支持者中,澳大利亞新南威爾士大學的古生物學家麥克·阿徹最具代表性。他認為,假使一類物種是由于人類的活動才導致其滅絕的,那么我們就有道義、更有責任去承擔、改善這種境況,并盡力彌補犯下的錯誤。此外,也有科學家認為滅絕動物復活有進化研究和醫學等方面的價值。
但大多數科學家卻持反對意見。復活出了滅絕動物的個體并不等同于復活出了其整個種群。換言之,如果只是增加了個體數,無法作為群體生物回歸自然棲息地,那就不能稱之為復活。更重要的是,科學家們擔心這種“復活潮”一旦掀起,最直接的影響是導致現有的生態平衡被打亂——已被生物鏈踢出去了的物種再強行加進鏈條中,結果可能會使更多的現行物種減少,甚至是毀滅性的災難。
有科學家認為:即便人類能夠保證讓復活滅絕物種與保護現行動物并行不悖,也是徒勞的。科學家正在克隆一種已經滅絕的蛙類——胃育蛙,但即使它成功“復活”了,最大的可能也只是永遠留在實驗室。因為它們的家園已今非昔比,更別提被認為是它們滅絕重要原因之一的壺菌病,在野外仍然無有效的控制方法。
大多數科學家認為,修復自然,這遠比讓那些滅絕生物復活更有意義——如果我們連亞洲象都無法保護,克隆猛犸象又有什么意義?誠如澳大利亞默多克大學社會可持續性研究所主任格倫·阿爾布雷克特所說的:“如果不能給予重生物種適宜生存的環境,那么一切努力都是徒勞無用,純屬燒錢。”就如2010年法國科幻冒險電影《阿黛拉的非凡冒險》中,一只翼龍復活之后,因無法適應環境,打亂了人們的生活,最終又成了狩獵對象。
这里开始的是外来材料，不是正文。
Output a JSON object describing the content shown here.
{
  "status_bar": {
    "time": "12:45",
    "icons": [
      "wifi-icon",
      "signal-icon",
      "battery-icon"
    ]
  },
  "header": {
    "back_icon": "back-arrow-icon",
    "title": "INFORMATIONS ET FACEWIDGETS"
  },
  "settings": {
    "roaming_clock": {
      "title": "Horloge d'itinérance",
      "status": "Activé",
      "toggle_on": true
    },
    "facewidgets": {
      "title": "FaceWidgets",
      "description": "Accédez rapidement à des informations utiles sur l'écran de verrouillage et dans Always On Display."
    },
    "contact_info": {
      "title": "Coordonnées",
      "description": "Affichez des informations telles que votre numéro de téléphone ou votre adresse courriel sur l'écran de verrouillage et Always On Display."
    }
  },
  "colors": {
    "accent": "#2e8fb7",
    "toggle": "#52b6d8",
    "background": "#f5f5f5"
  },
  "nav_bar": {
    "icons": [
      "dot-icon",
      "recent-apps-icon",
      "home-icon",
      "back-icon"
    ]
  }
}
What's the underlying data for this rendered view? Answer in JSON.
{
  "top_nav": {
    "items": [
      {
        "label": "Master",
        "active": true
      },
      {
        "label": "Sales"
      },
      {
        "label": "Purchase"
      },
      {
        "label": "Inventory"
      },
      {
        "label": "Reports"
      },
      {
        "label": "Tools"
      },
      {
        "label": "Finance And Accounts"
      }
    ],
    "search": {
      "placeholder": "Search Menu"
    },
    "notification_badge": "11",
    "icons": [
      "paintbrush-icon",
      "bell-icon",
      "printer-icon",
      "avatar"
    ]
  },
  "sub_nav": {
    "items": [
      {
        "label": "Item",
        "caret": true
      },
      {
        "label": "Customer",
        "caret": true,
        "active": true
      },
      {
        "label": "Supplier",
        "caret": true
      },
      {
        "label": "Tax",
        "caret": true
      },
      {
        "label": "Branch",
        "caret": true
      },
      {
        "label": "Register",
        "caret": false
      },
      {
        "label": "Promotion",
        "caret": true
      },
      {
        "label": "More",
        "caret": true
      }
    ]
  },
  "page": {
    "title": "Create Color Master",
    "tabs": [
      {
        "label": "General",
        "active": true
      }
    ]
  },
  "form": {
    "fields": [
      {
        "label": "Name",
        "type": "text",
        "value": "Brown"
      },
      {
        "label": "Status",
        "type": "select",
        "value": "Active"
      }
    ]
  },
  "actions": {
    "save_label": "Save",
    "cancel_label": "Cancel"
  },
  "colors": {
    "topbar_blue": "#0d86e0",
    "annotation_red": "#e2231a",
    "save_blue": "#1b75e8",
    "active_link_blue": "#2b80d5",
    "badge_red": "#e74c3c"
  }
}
與其復活滅絕動物,倒不如更好地關注瀕危物種的拯救。美國紐約州立大學斯托尼布魯克分校進化生物學家約翰·威恩斯說:“拯救瀕危物種及其棲息地才是當務之急。在數百萬種生物亟待發現、了解和保護之時,我們為何要投入數百萬美元讓那些已經死亡的動物復生?”
讓滅絕動物死而復生,意義固然深遠。但在現有條件下投入大量時間和精力挽回逝者,與更多關注和保護生者相比,孰輕孰重?如果人類無法給予動物良好的生存環境,復活動物的最終歸宿豈非再次絕跡?
鏈接 克隆技術及其問題
英國克隆的多利羊因被確診患有進行性肺病,被處以安樂死。當時它6歲多,正是中年階段。它的患病和死亡,再度引發克隆動物是否早衰的爭論。
多利羊還產生了“多利羊難題”——即克隆動物的年齡到底應該是從0歲開始計算,還是從被克隆動物的年齡開始累積計算,還是從兩者之間的某個年齡開始計算?對多利羊而言,它是用一只6歲母羊的體細胞克隆的,那么其壽命到底是6歲半,還是12歲半,還是8歲或10歲?
英國倫敦動物學會生殖生物學教授比爾·霍魯特認為,克隆生物是否可行,需要很多實驗去論證。比如,克隆體在出生時可能一切健康,但其壽命卻難以估計,而它們的繁殖完全是近親交配,其后代可能產生更多的基因缺陷。那些已滅絕的遠古生物即便發現了保存完整的DNA,但由于缺乏與它們親緣關系很近且體型大小合適的現存物種作為代理母體,也就無法克隆。而且必須考慮它們是否能夠適應現在的環境,如果現在地球的環境與它們的生存時代差距太大,它們可能根本沒法離開實驗室環境。